Elle retrouve la vue et sa passion pour les arts

Luce Mazerolle-Richard ne cesse de créer de nouvelles oeuvres depuis qu'elle a reçu une greffe de la cornée.
Photo : Luce Mazerolle-Richard
Luce Mazerolle-Richard, une artiste de Moncton, avait presque entièrement perdu la vue avant de recevoir une greffe de la cornée. Depuis, elle retrouve tranquillement sa vision, et du même coup, le plaisir de créer.
Luce Mazerolle-Richard est atteinte de la dystrophie cornéenne de Fuchs, qui provoque une perte graduelle de ses capacités visuelles depuis des années.
Ça s’est fait tellement graduellement qu’on tend à oublier. Un jour tu ne peux plus faire une chose, puis une autre [...] Mon mari n’a que 10 % de sa vue, il a toujours été comme ça, alors c’était moi les yeux du foyer.
Avant de perdre la vue, Luce créait des collages colorés qu’elle vendait sous forme de cartes de souhaits au Marché de Dieppe.
Photographe amateure, elle se promenait souvent en voiture à la recherche de paysages qu'elle imprimait également sur ses cartes.
En 2018, l’état de sa vision s’était tellement détérioré qu’elle a dû cesser de conduire.
Cette perte de liberté a été un gros choc
puisqu'elle devait mettre une croix sur ses activités créatives et sociales.
Il lui a fallu attendre jusqu’à l’automne 2019 pour recevoir une greffe de la cornée sur son œil gauche, qui voit maintenant beaucoup mieux.
Il y a quelques semaines, elle s’est rendue à Halifax pour une deuxième greffe, sur son œil droit.
Un élan d’inspiration
Alors que plusieurs artistes étaient en panne d’inspiration pendant la pandémie, c'était tout le contraire pour Luce Mazerolle, qui créait des tableaux du matin au soir.
Mon œil gauche commençait à guérir.

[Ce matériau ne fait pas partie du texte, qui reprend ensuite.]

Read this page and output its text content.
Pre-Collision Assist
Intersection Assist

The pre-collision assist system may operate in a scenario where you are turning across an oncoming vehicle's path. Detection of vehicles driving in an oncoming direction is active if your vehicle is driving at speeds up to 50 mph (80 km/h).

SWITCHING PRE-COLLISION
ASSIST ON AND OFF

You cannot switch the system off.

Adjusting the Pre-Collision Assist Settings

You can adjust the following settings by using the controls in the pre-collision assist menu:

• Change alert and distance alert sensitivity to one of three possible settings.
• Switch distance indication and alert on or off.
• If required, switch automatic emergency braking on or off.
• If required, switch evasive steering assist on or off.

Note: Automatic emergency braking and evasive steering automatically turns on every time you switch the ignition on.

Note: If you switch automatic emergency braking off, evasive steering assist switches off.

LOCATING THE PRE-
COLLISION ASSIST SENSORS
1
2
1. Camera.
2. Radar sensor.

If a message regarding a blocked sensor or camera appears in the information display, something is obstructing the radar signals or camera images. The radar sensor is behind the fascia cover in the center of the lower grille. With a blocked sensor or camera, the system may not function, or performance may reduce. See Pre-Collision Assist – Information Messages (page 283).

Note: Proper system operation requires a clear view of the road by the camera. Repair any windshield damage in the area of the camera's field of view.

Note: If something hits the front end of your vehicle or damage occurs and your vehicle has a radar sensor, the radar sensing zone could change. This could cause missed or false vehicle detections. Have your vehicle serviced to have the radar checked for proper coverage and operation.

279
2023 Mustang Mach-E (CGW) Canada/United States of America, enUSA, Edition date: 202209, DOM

Au mois de mars, quand la pandémie a commencé, c’est comme si je retrouvais la liberté dans la créativité et c’était comme un élan, je ne peux pas l’expliquer, c’est tout ce que je pouvais faire, c’est comme une nourriture!
Luce Mazerolle-Richard se sert de techniques mixtes pour réaliser ses œuvres. Elle superpose différents matériaux comme du papier peint, du tissu, de la peinture et des objets recyclés comme des morceaux de bois, de bijoux, et des boutons.
Récemment, elle a recommencé à faire de la photo, mais avec certaines limites.
Je prends une chance. J’ai une idée de ce que je vois, mais je ne vois pas les détails
, explique-t-elle.
Elle raconte que la vie lui offre parfois de belles surprises, comme cette fois où elle est allée se promener en nature.
Je vois de la verdure, c’est beau, je prends une photo, mais je ne vois pas les détails. J’arrive ici [à la maison], je mets ça à l’ordinateur parce que j’ai un écran plus grand et il y avait une belle petite coccinelle rouge sur le feuillage vert!
Elle souhaite pouvoir reprendre le volant lorsque son deuxième œil sera guéri, afin de se promener plus librement avec sa caméra.
Une leçon de résilience et d’émerveillement
Luce Mazerolle-Richard admet qu’elle a beaucoup appris de cette épreuve difficile.
J’ai appris le lâcher-prise! Il y a une paix qui s'installe. Si tu résistes, tu souffres parce qu’avec la résistance il y a de la souffrance. Dans l’accueil, l’acceptation et le lâcher-prise, il y a de la joie et du bien-être.
Elle ajoute que cette période d’insécurité l’a bien préparée à vivre le confinement.
Là on est en phase orange, mais moi, j’ai de quoi m’occuper
, dit-elle avec enthousiasme.
Elle se réjouit d'être dotée d'une capacité d’émerveillement et aimerait partager cette joie avec le public.
Ça m’émerveille, je crois que j’ai un cœur d'enfant. Je suis tellement choyée d’être comme ça [...]J’aimerais que les gens voient mes tableaux, je veux semer la joie, parce qu’il y en a beaucoup dans mes tableaux!
Luce Mazerolle-Richard ne voit peut-être pas aussi clair qu'avant, mais de par sa capacité à voir la beauté qui l’entoure, elle arrive à voir beaucoup mieux que bien des gens.